TBE: What does your family think of your writing?

Nomita Khanna: My family has been supportive of me and my project since I announced that I was going to write a book: my husband Gagan, and my lovely children. Gagan had been saying to me, “Use your magic pen and write a book; the world is waiting for it.” Megha, my daughter bought the first copy from Amazon; the kindle edition and was all high praise. Aakriti, my other daughter would say, “Write faster Mumma, we are waiting to be famous by featuring it on our blog.” My precious Avyaan would say, “Badi Mumma, please tell me what Peter did next as he very well knows that this character is based on him.
Advika, my treasured manchurian would say, ‘Badi Mumma, I beg of you, can you read me 1 more chapter? And can you make Eva’s hair longer.” She knows it only too well too that Eva’s the drama queen that she is. I appreciate every interaction, review and encouraging word from my family.


TBE: A common misconception entwined with authors is that they are socially inept, and they are often associated with loner tendencies; is there any truth to that?

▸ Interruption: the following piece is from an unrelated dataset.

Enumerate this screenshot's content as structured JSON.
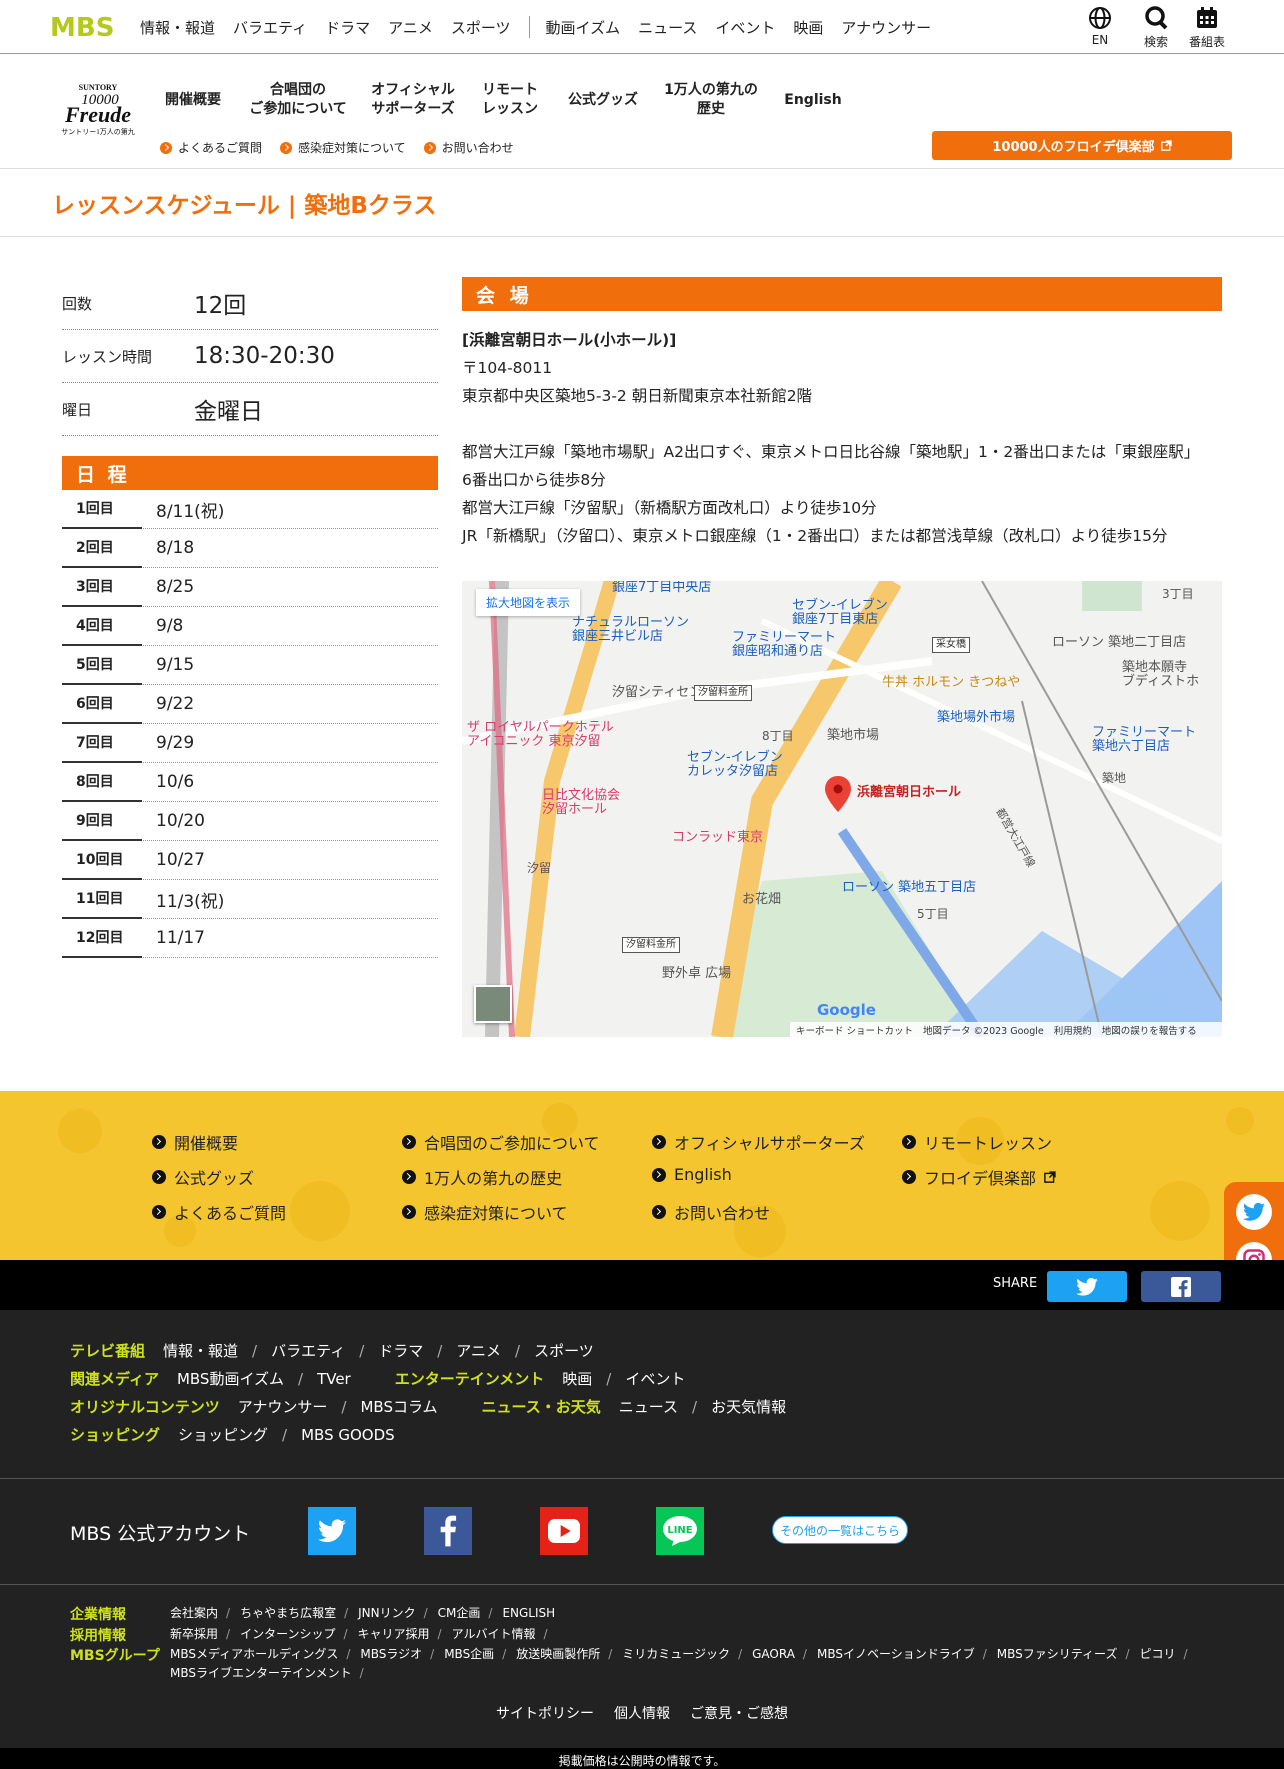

Nomita Khanna: It’s true in my case. I’m terrified of small talk and often feel like a square peg in a round hole at social gatherings.


TBE: Do you have a set schedule for writing, or are you one of those who write only when they feel inspired?

Nomita Khanna: There’s been no set schedule but generally I do itch to write whenever I can.
TBE: Is there anything you are currently working on that may intrigue the interest of your readers?
Nomita Khanna: Yes, a short novella; a psychological thriller.